Issues of cost, usability, and privacy will prevent some of these advanced technologies from realizing widespread adoption, creating a penetration gap that has been called the “digital divide.” Many of these technologies are not particularly expensive relative to health care costs in general, yet they pose a cost burden that must be recognized. For example, although adoption of technologies such as the Internet is generally high among adults in the United States, rates of computer technology use and broadband access are lower among minority populations and people of lower socioeconomic status, people who have a physical disability, and older adults. This is
problematic, given the increased use of the Internet as a vehicle for the delivery of health information and services. Health care solutions that can be delivered on ubiquitous technologies, such as smart phones, may help bridge this divide.

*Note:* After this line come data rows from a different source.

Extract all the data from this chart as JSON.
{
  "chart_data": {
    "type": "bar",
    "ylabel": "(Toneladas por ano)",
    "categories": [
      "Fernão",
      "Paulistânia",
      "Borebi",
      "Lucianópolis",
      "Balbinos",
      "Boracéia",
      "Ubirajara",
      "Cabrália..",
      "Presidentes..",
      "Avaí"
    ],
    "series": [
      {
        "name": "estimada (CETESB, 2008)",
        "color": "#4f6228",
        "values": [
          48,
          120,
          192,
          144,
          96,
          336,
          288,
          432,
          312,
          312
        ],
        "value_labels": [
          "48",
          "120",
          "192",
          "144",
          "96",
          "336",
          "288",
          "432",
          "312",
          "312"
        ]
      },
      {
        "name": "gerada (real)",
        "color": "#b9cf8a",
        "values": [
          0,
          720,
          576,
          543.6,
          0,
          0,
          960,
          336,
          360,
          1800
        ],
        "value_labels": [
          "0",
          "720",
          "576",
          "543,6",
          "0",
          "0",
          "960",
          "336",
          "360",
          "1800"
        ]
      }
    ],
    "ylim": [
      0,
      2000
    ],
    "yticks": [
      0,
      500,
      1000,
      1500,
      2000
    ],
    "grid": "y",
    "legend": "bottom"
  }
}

At the same time, cost may not be as imposing an issue as usability. Although these products may be promising, many of them, from a usability point of view, still display the rough edges of nascent technology. Applications that rely on care recipient behavior to generate accurate data will always be prone to human error (e.g., a blood pressure cuff wrapped around the wrong location). For optimal health outcomes, it is important that these technologies be developed by applying a user-centered design approach that takes into consideration the needs, characteristics, abilities, and preferences of all potential user populations. For example, it is important to consider the full range of users’ functional abilities, health literacy, self-efficacy, readiness to change, and motivations for and barriers to changing health behaviors. It is also important to honor the users’ cultural norms and their preferences for how and with whom to share data, action recommendations, or options and key decisions. For example, an older adult may be willing to share home monitoring or health data with one adult child but not another, requiring simple but effective system authentication and access control protocols.
Technology developments have the potential to increase the amounts of health care information transmitted to and from the home. There is general agreement regarding the protection of individuals’ privacy and the need to reach an appropriate balance between keeping health information confidential and sharing essential information among caregivers to assure proper treatment as well as among researchers to advance knowledge about health care (Institute of Medicine, 2001, 2009). In a recent workshop on the role of human factors in home health care, participants noted that “the Health Insurance Portability and Accountability Act (HIPAA) plays a major role in telehealth applications and web-based applications in which individuals transmit personal health information over the Internet. However, HIPAA cannot address some of the new and emerging trends in health information technology” (National Research Council, 2010, p. 42). Adding to the complexity of privacy concerns, emerging tools aren’t necessarily regulated by HIPAA because developers of the PHR and other applications are not considered “covered entities” as defined by HIPAA. There have been calls to address this gap in current HIPAA regulations (Kahn et al., 2009; Demiris et al., 2010; Geiger, 2010).